Les deux écrivains s’entendent pour dire que l’écriture scénaristique est une grande valeur ajoutée à leur carrière. «J’aime la variété, je trouve ça intéressant de pouvoir déposer un roman, puis ensuite passer à l’écriture de scénarios parce que c’est une écriture qui est tellement différente», explique d’abord Matthieu Simard. L’adaptation de son roman lui a servi de porte d’entrée vers une forme d’écriture qu’il souhaitait déjà explorer. «Ça a été comme un cours de scénarisation tout en étant payé pour le faire et en ayant un film au bout du compte, résume-t-il, avec un sourire en coin. J’ai l’impression que, si j’écrivais seulement des romans, de un, ce serait plus dur d’en vivre et de deux, peut-être que je tournerais en rond et que je m’épuiserais à le faire, alors que là, je peux alterner et avoir du plaisir à faire les deux.»
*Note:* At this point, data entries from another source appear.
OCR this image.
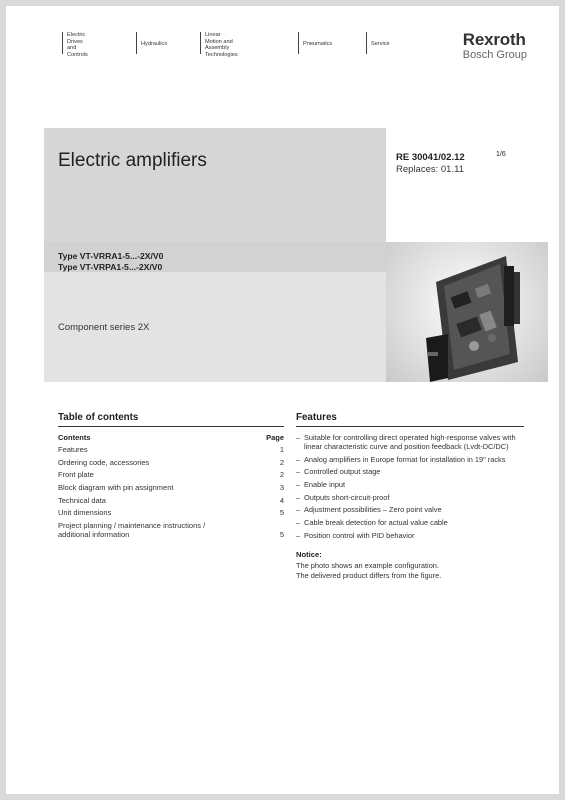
Electric Drives
and Controls
Hydraulics
Linear Motion and
Assembly Technologies
Pneumatics	Service	Rexroth
Bosch Group
Electric amplifiers	RE 30041/02.12	1/6
Replaces: 01.11
Type VT-VRRA1-5...-2X/V0
Type VT-VRPA1-5...-2X/V0
Component series 2X
Table of contents
Contents	Page
Features	1
Ordering code, accessories	2
Front plate	2
Block diagram with pin assignment	3
Technical data	4
Unit dimensions	5
Project planning / maintenance instructions /
additional information	5
Features
– Suitable for controlling direct operated high-response valves with linear characteristic curve and position feedback (Lvdt-DC/DC)
– Analog amplifiers in Europe format for installation in 19" racks
– Controlled output stage
– Enable input
– Outputs short-circuit-proof
– Adjustment possibilities – Zero point valve
– Cable break detection for actual value cable
– Position control with PID behavior
Notice:
The photo shows an example configuration.
The delivered product differs from the figure.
Une relation s’installe entre les deux formes littéraires, selon l’auteur, lorsqu’on alterne d’une à l’autre. La structure propre aux scénarios nourrit en quelque sorte l’écriture de ses romans. Même si Sophie Bienvenu ne considère pas, pour sa part, qu’il existe une telle relation entre ses écrits, elle accorde elle aussi un grand intérêt à intégrer l’écriture scénaristique au sein de sa carrière. «En général, ça me prend deux ans avant d’écrire un nouveau roman, pour avoir assez de matériel dans la tête pour écrire autre chose, mais pendant ces deux ans-là, normalement, je joue à Candy Crush! confie-t-elle alors qu’elle lance un regard complice à son ami. Donc, écrire des scénarios, avoir d’autres histoires à développer, ça me permet d’écrire tout le temps.»